Installation view of Yun-Ling Chen, Not Really Really (17-SS-4)
on the white wall, in Art Dusseldorf, Germany, 2017

A fragile egg yolk that needs to be changed regularly

A blocked, unfunctional monocle that cannot magnify the egg yolk

A work placed at a height of 120 cm  

All these elements entail that the viewers need to bow down to engage with the artwork

This installation concept came from my experience visiting museums that display historical objects. Museums often exhibit artefacts in a vitrine or transparent cabinet and when visitors want to look at an object more closely, to see the artefact in more detail, their bodies cannot avoid bowing down before the object. The performance of bowing in Asia is symbolic and deeply rooted, in order to show respect and love. For example, when meeting a person that you admire and respect your body automatically reacts with emotion through a bow that has been habituated into your bodily reflexes. My installation intends to encourage the viewer into a bowing motion and through this I aim to raise up the human’s perspective in relation to a thing. Their body bows to the artwork in a signal of respect.

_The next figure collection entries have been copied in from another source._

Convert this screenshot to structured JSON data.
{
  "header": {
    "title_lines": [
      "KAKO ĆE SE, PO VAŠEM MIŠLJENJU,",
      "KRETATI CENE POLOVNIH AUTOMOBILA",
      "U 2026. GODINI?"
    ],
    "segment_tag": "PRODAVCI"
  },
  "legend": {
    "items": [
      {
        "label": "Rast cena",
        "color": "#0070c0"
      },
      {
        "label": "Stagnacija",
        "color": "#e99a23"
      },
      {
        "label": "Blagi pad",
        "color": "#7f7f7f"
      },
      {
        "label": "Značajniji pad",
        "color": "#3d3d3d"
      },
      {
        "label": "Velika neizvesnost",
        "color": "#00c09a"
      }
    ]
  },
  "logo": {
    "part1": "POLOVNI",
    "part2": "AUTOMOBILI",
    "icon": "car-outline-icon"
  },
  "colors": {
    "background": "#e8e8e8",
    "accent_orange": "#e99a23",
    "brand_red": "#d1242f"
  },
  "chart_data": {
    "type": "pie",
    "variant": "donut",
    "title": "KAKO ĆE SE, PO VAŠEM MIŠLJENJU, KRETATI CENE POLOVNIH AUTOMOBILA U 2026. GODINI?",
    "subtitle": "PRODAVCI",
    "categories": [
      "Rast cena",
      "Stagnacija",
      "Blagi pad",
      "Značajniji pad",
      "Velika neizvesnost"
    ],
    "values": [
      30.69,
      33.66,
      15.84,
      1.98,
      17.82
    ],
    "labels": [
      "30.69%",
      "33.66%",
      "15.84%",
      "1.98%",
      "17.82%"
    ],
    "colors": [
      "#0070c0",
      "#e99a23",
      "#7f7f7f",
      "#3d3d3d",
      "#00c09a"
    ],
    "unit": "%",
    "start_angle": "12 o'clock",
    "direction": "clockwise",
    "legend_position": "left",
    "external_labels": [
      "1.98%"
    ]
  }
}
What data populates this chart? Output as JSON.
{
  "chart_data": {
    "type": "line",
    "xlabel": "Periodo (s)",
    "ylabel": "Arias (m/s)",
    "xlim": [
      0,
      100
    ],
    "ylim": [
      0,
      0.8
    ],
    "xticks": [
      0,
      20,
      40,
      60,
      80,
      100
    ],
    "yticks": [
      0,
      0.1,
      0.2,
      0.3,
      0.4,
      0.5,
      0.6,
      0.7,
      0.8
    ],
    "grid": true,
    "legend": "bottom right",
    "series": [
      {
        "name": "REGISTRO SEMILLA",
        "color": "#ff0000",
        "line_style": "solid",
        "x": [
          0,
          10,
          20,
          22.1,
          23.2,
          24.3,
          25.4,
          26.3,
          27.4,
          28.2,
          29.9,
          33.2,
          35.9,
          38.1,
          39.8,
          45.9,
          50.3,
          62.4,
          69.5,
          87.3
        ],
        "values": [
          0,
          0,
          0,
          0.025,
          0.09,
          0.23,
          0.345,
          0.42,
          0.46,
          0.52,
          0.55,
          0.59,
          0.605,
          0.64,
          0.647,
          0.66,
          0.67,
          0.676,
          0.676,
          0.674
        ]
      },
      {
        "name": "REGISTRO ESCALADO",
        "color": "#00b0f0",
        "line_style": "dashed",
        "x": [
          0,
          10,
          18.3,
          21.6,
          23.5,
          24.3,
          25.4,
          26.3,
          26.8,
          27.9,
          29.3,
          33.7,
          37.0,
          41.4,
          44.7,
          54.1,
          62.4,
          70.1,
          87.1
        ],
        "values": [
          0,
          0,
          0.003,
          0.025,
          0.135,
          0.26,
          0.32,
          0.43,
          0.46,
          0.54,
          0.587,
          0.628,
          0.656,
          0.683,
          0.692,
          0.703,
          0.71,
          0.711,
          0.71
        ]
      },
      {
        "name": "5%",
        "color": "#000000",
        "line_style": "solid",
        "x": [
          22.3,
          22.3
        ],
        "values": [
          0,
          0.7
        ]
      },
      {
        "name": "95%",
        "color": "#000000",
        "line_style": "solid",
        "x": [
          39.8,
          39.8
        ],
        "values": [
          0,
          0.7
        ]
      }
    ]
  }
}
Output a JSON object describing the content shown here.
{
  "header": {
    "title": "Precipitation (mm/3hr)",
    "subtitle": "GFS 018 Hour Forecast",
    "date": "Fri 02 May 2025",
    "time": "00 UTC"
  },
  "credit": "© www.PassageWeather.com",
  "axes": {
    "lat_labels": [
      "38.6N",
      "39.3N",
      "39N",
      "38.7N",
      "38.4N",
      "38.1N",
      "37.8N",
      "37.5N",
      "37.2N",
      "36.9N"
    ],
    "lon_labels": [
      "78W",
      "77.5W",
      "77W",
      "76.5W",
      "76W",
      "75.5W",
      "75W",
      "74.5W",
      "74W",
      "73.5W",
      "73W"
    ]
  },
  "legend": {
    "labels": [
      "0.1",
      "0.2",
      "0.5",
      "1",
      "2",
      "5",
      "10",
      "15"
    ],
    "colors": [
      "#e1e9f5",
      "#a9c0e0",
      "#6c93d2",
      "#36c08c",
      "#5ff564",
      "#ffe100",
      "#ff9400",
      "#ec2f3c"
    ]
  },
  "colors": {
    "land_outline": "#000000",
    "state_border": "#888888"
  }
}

I am fascinated by the relationship between the visitor and the object, even though this might not be directly read into the work. For example, I am intrigued by how the viewer's body will react when they see objects that they are curious about. Some may start to crane their neck, or frown, or their body may invade the space of the object.

The visitors to the Laure Genillard Gallery are very polite, and this surprises me. I didn't put any sign on the wall because I refuse to announce that this work is untouchable. I welcome all visitors to do anything to this piece, from being intimately curious (touching) to missing/ignoring the work altogether (walking away). 

I am the medium that cleans up the result of public engagement. I tidied up quite a few broken egg yolks when showing Not Really Really (17-SS-4) at an art fair, Art Dusseldorf in Germany (2017), but I never needed to clear it up during the exhibition at Laure Genillard Gallery. In the fair, visitors touched and even blew on the egg yolk. I guess that this was to double-check if it is real. I was mesmerized by this behaviour. It is very interesting, as I have ‘egg yolk’ listed as my work’s material on the label but to test is to believe. Viewers can also observe me frequently changing the egg yolk during the show. However, many audience members still refuse to believe the information I provide for them. This notion can bring us back to the Post-trust society that I mentioned in Naming.
[1] In this section of writing, I declare that we are currently inhabiting a contemporary Post-truth society in which the objective facts are less influential in shaping public opinion than appeals to emotional and personal belief. Due to this Post-truth frame, humans take more concern over trusting the thing in front of them, for example, a yellow stone or egg yolk.